Rédigé par : Jean | 08 février 2012 à 11h35
je répète ma question qui n'était pas assez claire. Comment font les allemands, chez qui il fait froid comme chez nous (même s'ils ont moins de chauffage électrique), chez qui sept centrales nucléaires ont été fermées, comment font ils donc pour avoir de l'électricité à revendre? Je ne sous entends rien, je n'insinue rien, je cherche à comprendre
Rédigé par : Pierre Aguer | 08 février 2012 à 17h19
Bonjour Pierre,
On apprend ce matin que les centrales allemandes ont repris du service. Mais mis à part cela, leurs centrales fossiles ont de la réserve, comme le montre la comparaison suivante :
Le 4 janvier, pic de consommation à 38 GW, avec :
12 GW de nucléaire
12,2 GW de charbon
5,6 GW de houille
2,7 GW de gaz
2,6 GW d'hydro
Le 7 février, pic de consommation à 54 GW avec :
12 GW de nucléaire
17 GW de charbon
12,3 GW de houille
7,6 GW de gaz
3,2 d'hydro
Amicalement,
Jacques Treiner
Rédigé par : Jacques Treiner | 09 février 2012 à 10h18
@Pierre D'après Audrey Garric : "Berlin a seulement activé deux centrales à gaz, qualifiées de "réserves froides" ainsi que d'anciennes centrales à charbon, considérées comme non rentables en temps normal." http://www.lemonde.fr/planete/article/2012/02/10/le-nucleaire-est-il-vraiment-un-atout-en-periode-de-grand-froid_1641073_3244.html
Rédigé par : Charlescharle24 | 11 février 2012 à 16h30
La note 6 "[6]Document sur le site SLC, traduit en français." n'indique pas la source de l'information.

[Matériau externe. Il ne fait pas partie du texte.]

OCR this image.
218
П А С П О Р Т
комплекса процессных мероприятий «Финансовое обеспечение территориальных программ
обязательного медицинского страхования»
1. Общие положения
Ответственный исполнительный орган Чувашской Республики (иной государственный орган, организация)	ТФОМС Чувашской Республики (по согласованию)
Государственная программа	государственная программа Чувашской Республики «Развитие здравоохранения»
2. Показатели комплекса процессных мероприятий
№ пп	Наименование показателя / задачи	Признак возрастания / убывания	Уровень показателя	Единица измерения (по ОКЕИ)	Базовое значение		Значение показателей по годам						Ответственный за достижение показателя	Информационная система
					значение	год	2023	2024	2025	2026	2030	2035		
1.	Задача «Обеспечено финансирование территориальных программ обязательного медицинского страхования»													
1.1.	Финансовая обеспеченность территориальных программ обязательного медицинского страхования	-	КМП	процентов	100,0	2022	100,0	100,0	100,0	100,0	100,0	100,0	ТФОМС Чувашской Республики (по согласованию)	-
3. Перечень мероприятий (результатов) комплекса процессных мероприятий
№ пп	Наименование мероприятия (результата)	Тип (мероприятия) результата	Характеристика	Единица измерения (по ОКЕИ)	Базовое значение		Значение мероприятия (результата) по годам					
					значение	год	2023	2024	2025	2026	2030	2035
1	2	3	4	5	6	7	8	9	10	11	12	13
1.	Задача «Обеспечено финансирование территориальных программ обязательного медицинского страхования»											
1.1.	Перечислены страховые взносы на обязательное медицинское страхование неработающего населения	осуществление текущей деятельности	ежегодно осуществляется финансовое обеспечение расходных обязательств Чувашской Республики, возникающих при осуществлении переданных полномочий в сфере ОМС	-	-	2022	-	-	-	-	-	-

Normalement une source est référencée avec un auteur, un titre d'article et une date, ou éventuellement un lien internet. Un vague document sans nom et sans date, c'est une référence fantôme.
Rédigé par : Charlescharle24 | 11 février 2012 à 16h38
Le document est "Allemagne : la foi aveugle dans l'énergie solaire".
Il n'a rien de fantôme :
http://www.sauvonsleclimat.org/extraits-pressehtml/allemagne-la-foi-aveugle-dans-lenergie-solaire/35-fparticles/1010-allemagne-la-foi-aveugle-dans-lenergie-solaire.html
Rédigé par : Roger BORDERIE | 11 février 2012 à 16h50
Le lien qui manquait à la note 6 a été inséré
Rédigé par : Jean Poitou | 11 février 2012 à 16h57
@Pierre
Ceci dit, les soirs de pointe, si j'ai bien compris, nous importons...
Par ces temps ci il est bon d'avoir toujours accessibles les liens vers le très bon site web de RTE consommation et production
Où l'on voit que ces temps ci (et pas seulement) nous importons , les jours ouvrables , du matin au soir
Rédigé par : Jacques- | 12 février 2012 à 08h13
"Le lien qui manquait à la note 6 a été inséré" --> Merci.